I think you'd be disappointed in Edinburgh if you visited these days Nick. It's one big building site with added traffic jams until they finish the tramworks....

e said...

I'm happy to hear that your mother and Heather are enjoying life. Your company undoubtedly added to their enjoyment.

Baino said...

Ive never been to Cambridge so you're one up on me. Although it is disappointing when planning doesn't 'fit' the older environs, it wouldn't be hard to plan with complementary facades now would it? Glad you caught up with family, I'll bet they were delighted to see you.

Nick said...

Macy - Sounds like Dublin when they were putting their new tram lines in. Total chaos.

e - Yes, I think they were very pleased to see me, even if it was only for a short time.

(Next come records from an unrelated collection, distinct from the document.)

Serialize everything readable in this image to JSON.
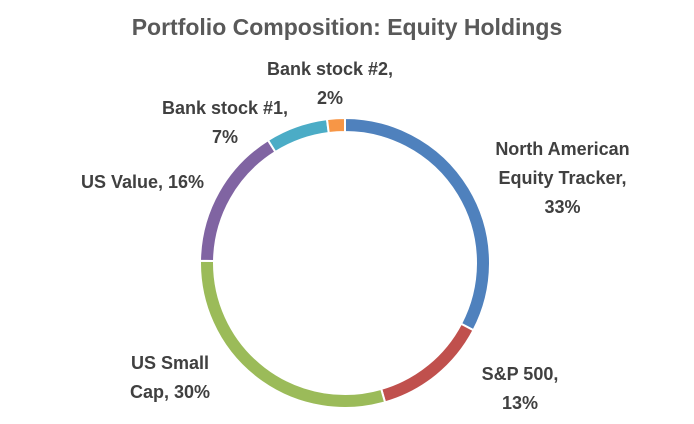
{
  "chart_data": {
    "type": "donut",
    "title": "Portfolio Composition: Equity Holdings",
    "values": [
      33,
      13,
      30,
      16,
      7,
      2
    ],
    "value_labels": [
      "North American Equity Tracker, 33%",
      "S&P 500, 13%",
      "US Small Cap, 30%",
      "US Value, 16%",
      "Bank stock #1, 7%",
      "Bank stock #2, 2%"
    ],
    "colors": [
      "#4f81bd",
      "#c0504d",
      "#9bbb59",
      "#8064a2",
      "#4bacc6",
      "#f79646"
    ]
  }
}
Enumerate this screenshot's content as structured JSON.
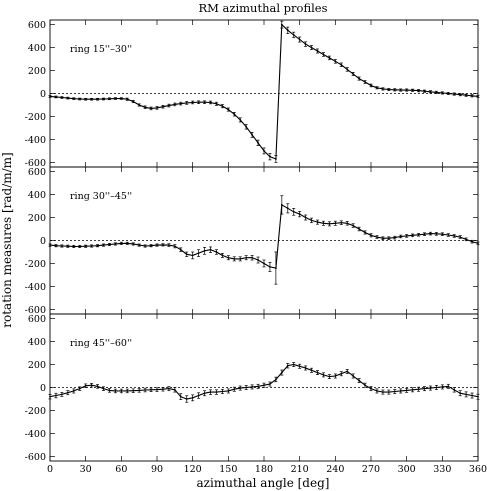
{
  "chart_data": {
    "type": "line",
    "title": "RM azimuthal profiles",
    "xlabel": "azimuthal angle [deg]",
    "ylabel": "rotation measures [rad/m/m]",
    "xlim": [
      0,
      360
    ],
    "ylim": [
      -640,
      640
    ],
    "xticks": [
      "0",
      "30",
      "60",
      "90",
      "120",
      "150",
      "180",
      "210",
      "240",
      "270",
      "300",
      "330",
      "360"
    ],
    "yticks": [
      "-600",
      "-400",
      "-200",
      "0",
      "200",
      "400",
      "600"
    ],
    "zero_line": "dotted",
    "grid": false,
    "panels": [
      {
        "label": "ring 15''–30''",
        "x": [
          0,
          5,
          10,
          15,
          20,
          25,
          30,
          35,
          40,
          45,
          50,
          55,
          60,
          65,
          70,
          75,
          80,
          85,
          90,
          95,
          100,
          105,
          110,
          115,
          120,
          125,
          130,
          135,
          140,
          145,
          150,
          155,
          160,
          165,
          170,
          175,
          180,
          185,
          190,
          195,
          200,
          205,
          210,
          215,
          220,
          225,
          230,
          235,
          240,
          245,
          250,
          255,
          260,
          265,
          270,
          275,
          280,
          285,
          290,
          295,
          300,
          305,
          310,
          315,
          320,
          325,
          330,
          335,
          340,
          345,
          350,
          355,
          360
        ],
        "y": [
          -25,
          -30,
          -35,
          -40,
          -45,
          -48,
          -50,
          -50,
          -50,
          -48,
          -46,
          -44,
          -44,
          -50,
          -70,
          -100,
          -120,
          -130,
          -125,
          -115,
          -105,
          -95,
          -88,
          -82,
          -78,
          -76,
          -76,
          -78,
          -90,
          -110,
          -140,
          -180,
          -230,
          -290,
          -360,
          -430,
          -500,
          -550,
          -570,
          600,
          550,
          510,
          470,
          430,
          400,
          370,
          340,
          310,
          280,
          250,
          210,
          170,
          130,
          100,
          70,
          50,
          40,
          35,
          32,
          30,
          30,
          28,
          25,
          20,
          15,
          10,
          5,
          0,
          -5,
          -10,
          -15,
          -20,
          -25
        ],
        "err": [
          8,
          8,
          8,
          8,
          8,
          8,
          8,
          8,
          8,
          8,
          8,
          8,
          8,
          10,
          10,
          10,
          12,
          12,
          12,
          12,
          12,
          12,
          12,
          12,
          12,
          12,
          12,
          12,
          14,
          14,
          14,
          16,
          18,
          20,
          22,
          24,
          26,
          28,
          30,
          30,
          28,
          24,
          22,
          20,
          18,
          18,
          16,
          16,
          16,
          16,
          16,
          14,
          14,
          12,
          12,
          10,
          10,
          10,
          10,
          10,
          10,
          10,
          10,
          10,
          10,
          10,
          10,
          10,
          10,
          10,
          10,
          10,
          10
        ]
      },
      {
        "label": "ring 30''–45''",
        "x": [
          0,
          5,
          10,
          15,
          20,
          25,
          30,
          35,
          40,
          45,
          50,
          55,
          60,
          65,
          70,
          75,
          80,
          85,
          90,
          95,
          100,
          105,
          110,
          115,
          120,
          125,
          130,
          135,
          140,
          145,
          150,
          155,
          160,
          165,
          170,
          175,
          180,
          185,
          190,
          195,
          200,
          205,
          210,
          215,
          220,
          225,
          230,
          235,
          240,
          245,
          250,
          255,
          260,
          265,
          270,
          275,
          280,
          285,
          290,
          295,
          300,
          305,
          310,
          315,
          320,
          325,
          330,
          335,
          340,
          345,
          350,
          355,
          360
        ],
        "y": [
          -40,
          -45,
          -48,
          -50,
          -52,
          -52,
          -50,
          -48,
          -45,
          -40,
          -35,
          -30,
          -25,
          -25,
          -30,
          -40,
          -48,
          -45,
          -40,
          -38,
          -40,
          -50,
          -80,
          -120,
          -130,
          -110,
          -90,
          -80,
          -100,
          -130,
          -150,
          -160,
          -160,
          -150,
          -150,
          -170,
          -200,
          -230,
          -240,
          310,
          280,
          250,
          230,
          200,
          175,
          160,
          150,
          145,
          150,
          155,
          150,
          130,
          100,
          70,
          45,
          30,
          20,
          20,
          25,
          35,
          40,
          45,
          50,
          55,
          60,
          58,
          55,
          48,
          40,
          30,
          10,
          -10,
          -25
        ],
        "err": [
          10,
          10,
          10,
          10,
          10,
          10,
          10,
          10,
          10,
          10,
          10,
          10,
          10,
          10,
          10,
          10,
          10,
          10,
          10,
          10,
          12,
          14,
          16,
          20,
          30,
          30,
          30,
          24,
          20,
          18,
          18,
          18,
          18,
          18,
          20,
          26,
          30,
          40,
          140,
          80,
          40,
          30,
          24,
          22,
          20,
          18,
          18,
          18,
          18,
          16,
          16,
          16,
          16,
          14,
          14,
          12,
          12,
          12,
          12,
          12,
          12,
          12,
          12,
          12,
          12,
          12,
          12,
          12,
          12,
          12,
          12,
          12,
          12
        ]
      },
      {
        "label": "ring 45''–60''",
        "x": [
          0,
          5,
          10,
          15,
          20,
          25,
          30,
          35,
          40,
          45,
          50,
          55,
          60,
          65,
          70,
          75,
          80,
          85,
          90,
          95,
          100,
          105,
          110,
          115,
          120,
          125,
          130,
          135,
          140,
          145,
          150,
          155,
          160,
          165,
          170,
          175,
          180,
          185,
          190,
          195,
          200,
          205,
          210,
          215,
          220,
          225,
          230,
          235,
          240,
          245,
          250,
          255,
          260,
          265,
          270,
          275,
          280,
          285,
          290,
          295,
          300,
          305,
          310,
          315,
          320,
          325,
          330,
          335,
          340,
          345,
          350,
          355,
          360
        ],
        "y": [
          -80,
          -70,
          -60,
          -45,
          -30,
          -10,
          15,
          20,
          10,
          -10,
          -25,
          -30,
          -30,
          -30,
          -28,
          -25,
          -22,
          -20,
          -18,
          -15,
          -10,
          -20,
          -80,
          -100,
          -90,
          -70,
          -50,
          -40,
          -40,
          -35,
          -30,
          -15,
          -5,
          0,
          5,
          10,
          20,
          30,
          70,
          130,
          190,
          200,
          185,
          170,
          150,
          130,
          110,
          95,
          100,
          120,
          140,
          100,
          60,
          20,
          -10,
          -30,
          -40,
          -40,
          -35,
          -30,
          -25,
          -20,
          -15,
          -10,
          -5,
          0,
          5,
          10,
          -20,
          -50,
          -60,
          -70,
          -80
        ],
        "err": [
          20,
          20,
          18,
          18,
          18,
          16,
          16,
          16,
          16,
          16,
          16,
          16,
          16,
          16,
          16,
          16,
          16,
          16,
          16,
          16,
          18,
          20,
          26,
          28,
          26,
          24,
          22,
          20,
          20,
          18,
          18,
          18,
          18,
          18,
          18,
          18,
          18,
          18,
          20,
          22,
          20,
          18,
          18,
          18,
          18,
          18,
          18,
          18,
          18,
          18,
          18,
          18,
          18,
          18,
          18,
          18,
          18,
          18,
          18,
          18,
          18,
          18,
          18,
          18,
          18,
          18,
          18,
          18,
          20,
          22,
          22,
          22,
          22
        ]
      }
    ]
  }
}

Phoning and emailing isn't quite the same....

Baino - Whoever's in charge of planning has been pretty careless. In places like Rome and Florence they're rigorous abut preserving the beauty of the city centres.

Rummuser said...

Both Oxford and Cambridge were on my list of priorities when I visited the UK, the first time more than two decades ago. I found the seediness and the decrepitude fascinating and well keeping with the atmosphere and character of University towns. Things surely have changed since then.

Nick said...

Ramana - Still plenty of seediness and decrepitude, which would be okay if there was a touch of glamour as well. But personally I didn't find very much.

Los Angelista said...

So glad that you got to see your mo and sister. From the picture it seems that Oxford needs more trees and green. But, glad that the art gallery was wonderful.

Wisewebwoman said...

Sorry Nick, government-man. Dad was worked for the government and hooked up with other such workers in Cambridge and was delighted with himself.
XO
WWW

speccy said...

I had a quiet weekend in Cambridge once, and enjoyed it. I'm sure I wasn't anywhere near shopping centres! Pubs? Yes, much more likely.

Glad you were able to spend time with the family. MND is a challenge indeed.

Nick said...

Liz - Ahem, Cambridge not Oxford. Actually it has quite a lot of trees and green, though again nothing very exciting.

www - Oh, a government man. That makes more sense!

Speccy - The shopping centre's quite well hidden until you're right into it. Plenty of pubs around, though we didn't try any of them on our fleeting visit.

Liz said...

Really? All off being countrified no doubt.

Nick said...

Liz - What, the dogs? Perhaps they were all dozing in front of a blazing fire and not keen on venturing out of the house....

blackwatertown said...

Perhaps you're spoiled from living in Belfast. That city seems to have loads going on any time I cast a jealous eye towards it - and it can't all be centred round No Alibis on Botanic Avenue.

Nick said...

Blackwater - True, there are lots of exciting things going on in Belfast. The huge new Metropolitan Arts Centre is due to open early next year. The new museum, Titanic Belfast, will also open in 2012. And of course Belfast hosted the MTV Awards very recently.